Many other European countries – including Spain, Portugal, Denmark, Germany, the Czech Republic, Italy and Belgium – have announced that they have detected cases of the new strain of coronavirus.
On Monday afternoon, a hospital in Madrid reported an Omicron case in a 51-year-old man who returned from South Africa to Spain on Sunday and was showing mild symptoms.
Previously, Portugal said it had detected its first cases of the Omicron variant associated with players from the Belenenses SAD football club.
The country‘s public health agency said preliminary tests suggested the 13 cases associated with gamers are linked to the Omicron. One of the players had traveled to South Africa, where the variant was first detected.

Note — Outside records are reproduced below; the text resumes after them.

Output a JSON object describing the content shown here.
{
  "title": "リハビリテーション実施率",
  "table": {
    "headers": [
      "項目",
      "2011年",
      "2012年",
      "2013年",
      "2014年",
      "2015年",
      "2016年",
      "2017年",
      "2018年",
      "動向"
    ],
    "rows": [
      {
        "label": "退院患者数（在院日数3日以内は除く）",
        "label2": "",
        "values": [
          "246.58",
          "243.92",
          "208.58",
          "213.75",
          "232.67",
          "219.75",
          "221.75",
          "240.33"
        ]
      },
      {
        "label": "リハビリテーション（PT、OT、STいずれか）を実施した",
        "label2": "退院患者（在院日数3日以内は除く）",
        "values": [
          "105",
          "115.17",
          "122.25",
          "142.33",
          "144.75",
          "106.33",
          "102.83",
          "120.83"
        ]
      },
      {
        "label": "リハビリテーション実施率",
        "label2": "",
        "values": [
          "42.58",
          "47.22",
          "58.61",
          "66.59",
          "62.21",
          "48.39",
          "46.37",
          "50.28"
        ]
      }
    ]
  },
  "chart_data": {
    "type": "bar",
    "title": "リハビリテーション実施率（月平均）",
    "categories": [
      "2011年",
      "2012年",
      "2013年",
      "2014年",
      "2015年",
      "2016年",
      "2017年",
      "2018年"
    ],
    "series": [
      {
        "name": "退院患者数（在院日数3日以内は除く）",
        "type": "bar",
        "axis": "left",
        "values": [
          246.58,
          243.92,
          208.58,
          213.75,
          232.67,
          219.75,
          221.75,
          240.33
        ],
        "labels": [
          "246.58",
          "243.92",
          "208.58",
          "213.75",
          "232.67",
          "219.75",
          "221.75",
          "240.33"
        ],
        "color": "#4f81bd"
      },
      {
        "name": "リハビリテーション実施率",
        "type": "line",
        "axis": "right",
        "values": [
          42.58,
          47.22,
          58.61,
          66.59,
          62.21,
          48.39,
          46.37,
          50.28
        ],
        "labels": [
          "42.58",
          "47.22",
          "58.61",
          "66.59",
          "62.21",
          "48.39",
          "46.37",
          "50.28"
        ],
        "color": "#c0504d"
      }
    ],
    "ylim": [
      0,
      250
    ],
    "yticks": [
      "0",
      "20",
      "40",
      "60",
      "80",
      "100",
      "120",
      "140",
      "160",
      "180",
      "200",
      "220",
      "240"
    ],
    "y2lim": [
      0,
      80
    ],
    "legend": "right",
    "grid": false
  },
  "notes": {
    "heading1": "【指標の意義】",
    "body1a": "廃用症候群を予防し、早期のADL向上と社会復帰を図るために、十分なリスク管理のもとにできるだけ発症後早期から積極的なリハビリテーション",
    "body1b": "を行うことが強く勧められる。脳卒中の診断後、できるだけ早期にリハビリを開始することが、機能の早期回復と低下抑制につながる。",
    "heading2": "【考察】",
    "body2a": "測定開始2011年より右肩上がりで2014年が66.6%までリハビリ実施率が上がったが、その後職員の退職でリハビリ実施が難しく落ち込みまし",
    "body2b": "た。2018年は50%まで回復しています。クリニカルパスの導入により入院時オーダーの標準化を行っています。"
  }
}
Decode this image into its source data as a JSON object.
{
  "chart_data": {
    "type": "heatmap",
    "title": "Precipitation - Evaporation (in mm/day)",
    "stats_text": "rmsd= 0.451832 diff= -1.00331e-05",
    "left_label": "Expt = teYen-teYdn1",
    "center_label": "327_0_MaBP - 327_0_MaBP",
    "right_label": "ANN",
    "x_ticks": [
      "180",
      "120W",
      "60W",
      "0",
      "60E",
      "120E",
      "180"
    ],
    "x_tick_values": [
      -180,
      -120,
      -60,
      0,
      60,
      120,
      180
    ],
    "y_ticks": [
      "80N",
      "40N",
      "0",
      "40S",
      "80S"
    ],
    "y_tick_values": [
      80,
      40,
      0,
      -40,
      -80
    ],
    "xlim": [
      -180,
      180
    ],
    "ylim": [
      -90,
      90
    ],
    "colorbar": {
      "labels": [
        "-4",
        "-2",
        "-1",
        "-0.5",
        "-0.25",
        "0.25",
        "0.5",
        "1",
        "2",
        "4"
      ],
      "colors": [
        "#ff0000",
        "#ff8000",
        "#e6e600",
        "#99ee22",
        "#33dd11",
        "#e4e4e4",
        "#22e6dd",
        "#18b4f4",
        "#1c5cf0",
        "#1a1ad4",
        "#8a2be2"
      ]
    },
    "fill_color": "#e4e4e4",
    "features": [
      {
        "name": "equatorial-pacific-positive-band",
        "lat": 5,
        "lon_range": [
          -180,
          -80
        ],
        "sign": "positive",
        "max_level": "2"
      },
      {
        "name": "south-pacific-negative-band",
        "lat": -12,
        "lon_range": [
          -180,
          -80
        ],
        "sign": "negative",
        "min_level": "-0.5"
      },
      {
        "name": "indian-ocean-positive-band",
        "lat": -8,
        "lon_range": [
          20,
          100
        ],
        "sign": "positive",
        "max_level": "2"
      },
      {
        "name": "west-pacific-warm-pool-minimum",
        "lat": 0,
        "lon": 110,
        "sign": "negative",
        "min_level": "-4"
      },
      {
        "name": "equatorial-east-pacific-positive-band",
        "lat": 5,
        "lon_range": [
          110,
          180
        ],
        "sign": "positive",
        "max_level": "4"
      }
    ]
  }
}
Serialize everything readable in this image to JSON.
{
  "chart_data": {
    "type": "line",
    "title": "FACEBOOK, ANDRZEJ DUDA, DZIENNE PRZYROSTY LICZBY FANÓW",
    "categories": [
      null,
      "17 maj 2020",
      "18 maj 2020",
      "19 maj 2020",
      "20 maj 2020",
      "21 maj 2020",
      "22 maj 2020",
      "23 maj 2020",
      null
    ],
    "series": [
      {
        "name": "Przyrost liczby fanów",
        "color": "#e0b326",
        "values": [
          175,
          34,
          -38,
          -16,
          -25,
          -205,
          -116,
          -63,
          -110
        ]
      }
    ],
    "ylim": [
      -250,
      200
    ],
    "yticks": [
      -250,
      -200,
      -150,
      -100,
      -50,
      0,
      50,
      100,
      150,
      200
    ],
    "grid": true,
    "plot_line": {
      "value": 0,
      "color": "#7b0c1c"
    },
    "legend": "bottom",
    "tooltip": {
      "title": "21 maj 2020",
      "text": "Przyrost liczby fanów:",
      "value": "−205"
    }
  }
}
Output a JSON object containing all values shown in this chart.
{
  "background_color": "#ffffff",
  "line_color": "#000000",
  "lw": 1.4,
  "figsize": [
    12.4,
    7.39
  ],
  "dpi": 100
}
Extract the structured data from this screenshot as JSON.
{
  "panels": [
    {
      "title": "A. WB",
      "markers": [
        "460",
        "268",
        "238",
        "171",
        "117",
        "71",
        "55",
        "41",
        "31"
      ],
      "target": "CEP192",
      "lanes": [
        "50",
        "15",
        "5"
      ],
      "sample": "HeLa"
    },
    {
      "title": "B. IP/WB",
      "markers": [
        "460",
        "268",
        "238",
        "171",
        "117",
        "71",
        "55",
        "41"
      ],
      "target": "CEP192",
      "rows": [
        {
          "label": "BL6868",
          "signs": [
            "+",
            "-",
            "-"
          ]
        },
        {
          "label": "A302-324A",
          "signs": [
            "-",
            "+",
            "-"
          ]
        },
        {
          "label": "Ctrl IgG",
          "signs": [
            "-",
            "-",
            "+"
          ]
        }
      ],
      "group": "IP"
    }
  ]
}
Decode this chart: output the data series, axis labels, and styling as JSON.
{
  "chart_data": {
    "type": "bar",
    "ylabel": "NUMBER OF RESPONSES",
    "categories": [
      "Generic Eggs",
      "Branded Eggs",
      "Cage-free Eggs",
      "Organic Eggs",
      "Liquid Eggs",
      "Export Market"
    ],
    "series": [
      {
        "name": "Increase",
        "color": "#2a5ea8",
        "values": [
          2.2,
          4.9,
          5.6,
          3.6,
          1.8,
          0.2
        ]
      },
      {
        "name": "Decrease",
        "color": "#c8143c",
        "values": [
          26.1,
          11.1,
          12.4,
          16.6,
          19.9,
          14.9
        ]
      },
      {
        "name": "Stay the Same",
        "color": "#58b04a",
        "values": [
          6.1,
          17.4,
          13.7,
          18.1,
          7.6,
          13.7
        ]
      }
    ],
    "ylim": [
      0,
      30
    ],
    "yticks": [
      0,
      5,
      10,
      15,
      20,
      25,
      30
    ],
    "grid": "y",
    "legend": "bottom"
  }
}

Speaking at a press conference on Sunday, European Commission President Ursula von der Leyen said a “race against time” was underway to tackle the Omicron variant.
WHO on the Omicron risk level
The World Health Organization said the Omicron variant had a high number of mutations, some of them relating to and indicating “potential for immune escape and higher transmissibility.”
This means it is uncertain whether current COVID-19 vaccines will work against it, and whether the variant has the potential to spread faster.
Experts in South Africa said the variant was likely behind a “rapid increase in cases” over the past two weeks in the country, but it was too early to say whether the variant was more. serious.
WHO has urged countries to “ensure that mitigation plans are in place to maintain essential health services” in the event of a potential increase in hospitalizations.
The first case of Omicron was detected in South Africa on November 9. South African Health Minister Dr Joe Phaahla condemned the recent travel bans as “counterproductive”, as many countries have now reported cases.